Figures 1a, 1b, and 1c are explanatory diagrams showing the atmosphere cycles in normal treatment, carburizing treatment, and nitriding treatment, respectively, and Figure 2a
Figure 2b is a graph showing the relationship between treatment temperature and phosphate average crystal grain size in case of carburizing treatment, Figure 2b is a graph showing the relationship between treatment temperature and phosphate average crystal grain size in case of nitriding treatment, Figure 3a is a graph showing the relationship between treatment time, oxygen reduction current, and phosphate average crystal particle size in the case of carburizing treatment, and Figure 3b is a graph showing the relationship between treatment time, oxygen reduction current, and phosphate average crystal particle size in the case of nitriding treatment.
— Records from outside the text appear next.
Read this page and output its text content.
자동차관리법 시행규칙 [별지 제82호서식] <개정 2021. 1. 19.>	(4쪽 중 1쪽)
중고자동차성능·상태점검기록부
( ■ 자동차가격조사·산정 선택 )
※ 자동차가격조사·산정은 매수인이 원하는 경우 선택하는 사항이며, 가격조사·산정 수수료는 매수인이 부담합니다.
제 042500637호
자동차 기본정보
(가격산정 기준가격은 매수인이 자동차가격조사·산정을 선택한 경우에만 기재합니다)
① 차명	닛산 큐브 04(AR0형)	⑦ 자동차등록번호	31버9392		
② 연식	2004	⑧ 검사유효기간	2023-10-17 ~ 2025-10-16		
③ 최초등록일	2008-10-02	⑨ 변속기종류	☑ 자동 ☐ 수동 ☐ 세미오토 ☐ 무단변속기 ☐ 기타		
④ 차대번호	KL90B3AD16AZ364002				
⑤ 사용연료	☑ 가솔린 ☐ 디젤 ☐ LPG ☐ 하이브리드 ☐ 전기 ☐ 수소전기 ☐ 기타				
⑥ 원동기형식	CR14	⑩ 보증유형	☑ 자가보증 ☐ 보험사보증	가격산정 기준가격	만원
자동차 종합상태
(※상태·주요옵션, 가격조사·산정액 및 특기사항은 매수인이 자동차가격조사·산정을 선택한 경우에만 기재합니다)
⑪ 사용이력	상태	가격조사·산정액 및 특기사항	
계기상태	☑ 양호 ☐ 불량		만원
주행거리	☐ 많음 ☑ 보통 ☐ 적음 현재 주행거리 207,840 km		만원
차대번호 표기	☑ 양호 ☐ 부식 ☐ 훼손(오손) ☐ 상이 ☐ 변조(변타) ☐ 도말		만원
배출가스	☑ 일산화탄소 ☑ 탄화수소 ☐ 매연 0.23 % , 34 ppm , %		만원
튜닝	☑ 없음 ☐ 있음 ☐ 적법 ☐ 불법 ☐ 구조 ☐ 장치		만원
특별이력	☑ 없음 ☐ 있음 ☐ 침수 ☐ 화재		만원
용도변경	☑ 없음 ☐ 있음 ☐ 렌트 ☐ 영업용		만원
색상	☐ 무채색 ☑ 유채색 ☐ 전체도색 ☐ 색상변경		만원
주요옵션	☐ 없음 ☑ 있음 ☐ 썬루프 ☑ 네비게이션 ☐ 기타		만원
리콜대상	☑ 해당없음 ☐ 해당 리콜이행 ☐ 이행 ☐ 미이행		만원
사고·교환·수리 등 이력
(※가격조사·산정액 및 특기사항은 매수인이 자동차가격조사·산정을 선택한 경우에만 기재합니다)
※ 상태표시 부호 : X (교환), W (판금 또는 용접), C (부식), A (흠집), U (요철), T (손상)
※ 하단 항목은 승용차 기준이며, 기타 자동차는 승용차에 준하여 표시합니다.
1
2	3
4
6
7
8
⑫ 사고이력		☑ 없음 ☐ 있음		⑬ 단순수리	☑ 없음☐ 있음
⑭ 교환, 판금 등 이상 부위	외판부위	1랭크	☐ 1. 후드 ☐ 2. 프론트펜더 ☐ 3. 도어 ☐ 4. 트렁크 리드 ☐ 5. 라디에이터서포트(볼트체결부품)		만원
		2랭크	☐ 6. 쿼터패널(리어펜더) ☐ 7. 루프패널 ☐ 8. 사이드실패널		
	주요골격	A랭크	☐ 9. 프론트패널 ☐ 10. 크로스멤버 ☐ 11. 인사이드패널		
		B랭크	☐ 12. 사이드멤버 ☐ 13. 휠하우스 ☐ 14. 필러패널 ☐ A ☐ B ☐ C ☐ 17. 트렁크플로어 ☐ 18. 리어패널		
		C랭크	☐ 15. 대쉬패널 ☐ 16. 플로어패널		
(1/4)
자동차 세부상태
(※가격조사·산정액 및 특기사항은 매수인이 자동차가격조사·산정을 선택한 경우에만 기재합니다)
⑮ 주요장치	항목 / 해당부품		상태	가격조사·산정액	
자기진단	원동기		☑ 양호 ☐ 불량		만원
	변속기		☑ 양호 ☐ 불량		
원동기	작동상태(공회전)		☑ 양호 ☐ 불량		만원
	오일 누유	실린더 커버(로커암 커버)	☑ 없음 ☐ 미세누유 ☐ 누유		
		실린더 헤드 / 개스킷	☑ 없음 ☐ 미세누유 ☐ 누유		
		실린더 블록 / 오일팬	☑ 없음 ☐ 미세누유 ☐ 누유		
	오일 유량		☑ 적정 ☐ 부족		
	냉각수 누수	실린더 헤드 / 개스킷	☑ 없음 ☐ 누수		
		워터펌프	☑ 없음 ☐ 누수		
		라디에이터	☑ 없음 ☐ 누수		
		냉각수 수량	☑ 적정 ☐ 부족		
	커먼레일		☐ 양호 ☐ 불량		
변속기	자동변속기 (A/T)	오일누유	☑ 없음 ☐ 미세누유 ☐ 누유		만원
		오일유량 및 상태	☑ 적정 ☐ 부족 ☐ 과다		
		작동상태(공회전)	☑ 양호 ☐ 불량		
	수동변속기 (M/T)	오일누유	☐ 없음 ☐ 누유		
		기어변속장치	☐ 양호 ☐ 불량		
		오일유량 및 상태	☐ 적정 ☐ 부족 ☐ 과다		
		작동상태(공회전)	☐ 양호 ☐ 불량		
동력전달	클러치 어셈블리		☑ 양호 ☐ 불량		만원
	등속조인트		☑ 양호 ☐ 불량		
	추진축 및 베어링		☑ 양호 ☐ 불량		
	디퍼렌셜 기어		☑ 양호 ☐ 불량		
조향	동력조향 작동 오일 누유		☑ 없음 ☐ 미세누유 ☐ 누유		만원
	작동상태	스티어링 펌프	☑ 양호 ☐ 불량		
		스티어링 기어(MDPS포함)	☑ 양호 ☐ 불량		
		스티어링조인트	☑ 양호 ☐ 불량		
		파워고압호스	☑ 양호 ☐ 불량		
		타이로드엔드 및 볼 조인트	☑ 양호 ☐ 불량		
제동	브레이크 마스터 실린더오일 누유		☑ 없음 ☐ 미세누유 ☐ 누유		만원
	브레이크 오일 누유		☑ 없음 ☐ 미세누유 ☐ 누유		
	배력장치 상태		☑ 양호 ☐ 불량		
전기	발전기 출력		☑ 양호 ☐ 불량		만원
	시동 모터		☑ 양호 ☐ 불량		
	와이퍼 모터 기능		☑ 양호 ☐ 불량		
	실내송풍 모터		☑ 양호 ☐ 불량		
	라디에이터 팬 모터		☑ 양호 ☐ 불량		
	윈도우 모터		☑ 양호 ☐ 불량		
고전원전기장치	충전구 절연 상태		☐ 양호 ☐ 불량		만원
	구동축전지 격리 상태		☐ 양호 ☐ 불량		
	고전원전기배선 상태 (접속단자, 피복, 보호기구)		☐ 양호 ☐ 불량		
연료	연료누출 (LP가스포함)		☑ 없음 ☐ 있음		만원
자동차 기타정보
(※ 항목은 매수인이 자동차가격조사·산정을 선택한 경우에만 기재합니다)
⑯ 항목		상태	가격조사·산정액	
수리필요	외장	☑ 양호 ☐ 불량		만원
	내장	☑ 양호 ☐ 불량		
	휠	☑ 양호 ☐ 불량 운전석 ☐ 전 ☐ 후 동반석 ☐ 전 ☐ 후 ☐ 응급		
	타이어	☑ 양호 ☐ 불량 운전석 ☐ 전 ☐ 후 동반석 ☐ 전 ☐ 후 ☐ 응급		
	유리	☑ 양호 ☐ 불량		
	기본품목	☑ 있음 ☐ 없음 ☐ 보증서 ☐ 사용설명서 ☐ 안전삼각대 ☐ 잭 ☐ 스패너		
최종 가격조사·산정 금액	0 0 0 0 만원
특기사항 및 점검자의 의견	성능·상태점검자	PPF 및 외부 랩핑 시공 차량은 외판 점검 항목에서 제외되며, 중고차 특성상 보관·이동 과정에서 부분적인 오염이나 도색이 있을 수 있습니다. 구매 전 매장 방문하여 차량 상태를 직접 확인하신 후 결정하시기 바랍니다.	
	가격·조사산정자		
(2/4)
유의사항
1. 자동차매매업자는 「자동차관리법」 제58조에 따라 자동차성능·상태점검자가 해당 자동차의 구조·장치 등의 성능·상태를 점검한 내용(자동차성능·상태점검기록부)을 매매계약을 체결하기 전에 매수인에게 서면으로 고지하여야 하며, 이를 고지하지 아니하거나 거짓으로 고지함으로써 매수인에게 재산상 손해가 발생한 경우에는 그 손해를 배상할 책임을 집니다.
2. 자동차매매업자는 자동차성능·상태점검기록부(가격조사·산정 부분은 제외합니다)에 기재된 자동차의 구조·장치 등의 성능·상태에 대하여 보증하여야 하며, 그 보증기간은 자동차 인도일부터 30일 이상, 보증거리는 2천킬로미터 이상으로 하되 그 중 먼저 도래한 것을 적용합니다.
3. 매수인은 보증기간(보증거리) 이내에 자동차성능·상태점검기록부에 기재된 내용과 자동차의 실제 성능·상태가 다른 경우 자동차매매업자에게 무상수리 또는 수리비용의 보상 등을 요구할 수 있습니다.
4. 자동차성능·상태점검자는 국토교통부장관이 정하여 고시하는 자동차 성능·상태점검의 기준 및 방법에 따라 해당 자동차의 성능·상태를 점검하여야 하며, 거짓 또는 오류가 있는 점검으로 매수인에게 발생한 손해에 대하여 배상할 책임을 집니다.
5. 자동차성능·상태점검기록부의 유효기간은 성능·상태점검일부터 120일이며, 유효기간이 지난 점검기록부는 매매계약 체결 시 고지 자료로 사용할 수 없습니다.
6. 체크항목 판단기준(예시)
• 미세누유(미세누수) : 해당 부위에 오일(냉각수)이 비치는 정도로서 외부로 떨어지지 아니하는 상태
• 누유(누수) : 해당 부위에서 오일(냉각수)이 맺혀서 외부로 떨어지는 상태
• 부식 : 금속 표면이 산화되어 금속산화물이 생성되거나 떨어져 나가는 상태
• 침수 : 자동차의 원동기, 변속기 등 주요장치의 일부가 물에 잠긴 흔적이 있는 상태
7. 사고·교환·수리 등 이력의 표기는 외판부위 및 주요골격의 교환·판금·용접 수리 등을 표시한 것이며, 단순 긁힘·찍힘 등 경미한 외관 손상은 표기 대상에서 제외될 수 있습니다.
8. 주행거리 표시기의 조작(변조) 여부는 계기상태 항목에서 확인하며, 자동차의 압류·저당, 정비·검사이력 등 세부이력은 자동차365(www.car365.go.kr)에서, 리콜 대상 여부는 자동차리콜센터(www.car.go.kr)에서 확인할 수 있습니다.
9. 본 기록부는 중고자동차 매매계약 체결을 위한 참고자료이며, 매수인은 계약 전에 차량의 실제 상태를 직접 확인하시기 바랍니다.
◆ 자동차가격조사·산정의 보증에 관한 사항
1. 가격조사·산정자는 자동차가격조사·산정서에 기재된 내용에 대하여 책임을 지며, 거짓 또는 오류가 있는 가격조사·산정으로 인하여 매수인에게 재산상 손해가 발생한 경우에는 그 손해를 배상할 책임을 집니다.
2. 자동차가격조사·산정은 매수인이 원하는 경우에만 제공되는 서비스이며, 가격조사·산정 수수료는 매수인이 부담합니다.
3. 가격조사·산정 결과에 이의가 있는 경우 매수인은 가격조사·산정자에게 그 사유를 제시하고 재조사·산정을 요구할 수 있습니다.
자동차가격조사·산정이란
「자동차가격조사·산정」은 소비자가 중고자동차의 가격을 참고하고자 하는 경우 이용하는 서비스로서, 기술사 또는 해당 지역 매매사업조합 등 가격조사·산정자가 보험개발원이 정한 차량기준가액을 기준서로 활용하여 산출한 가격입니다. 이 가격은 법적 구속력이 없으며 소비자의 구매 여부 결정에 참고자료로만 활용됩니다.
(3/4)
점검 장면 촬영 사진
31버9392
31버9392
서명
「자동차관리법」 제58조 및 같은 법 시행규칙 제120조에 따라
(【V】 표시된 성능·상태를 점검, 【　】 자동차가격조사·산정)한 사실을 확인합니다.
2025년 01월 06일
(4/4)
It is a graph showing the relationship between average crystal particle diameters. Code 1...Annealing start position, 2...Cooling start position, 3...Processing start position, 4...Processing end position,
...(7%H ₂ +N ₂ ) atmosphere, ...(3%
CH ₃ +7% H ₂ + N ₂ ) atmosphere,...(5% NH ₃
+7%H ₂ +N ₂ ) Atmosphere.

Claims (1)

[Claims] 1 Contains C<0.01% and N<0.01%, Ti,
Contains one or more types of carbonitride-forming elements such as Nb and Zr, and the total atomic ratio of these carbonitride-forming elements to C is 1 to 5, and nitridation of B, Al, etc. The total number of nitride-forming elements including one or two of the nitride-forming element group is N.
When a cold-rolled steel sheet with an atomic ratio of 0.5 to 5 is heated to 750°C or higher by continuous annealing and then cooled, it is exposed to a carburizing or nitriding atmosphere in the temperature range of 750°C to 450°C. A method for producing a cold-rolled steel sheet for press forming with excellent chemical conversion treatment properties, characterized by retaining the steel for 10 seconds or more.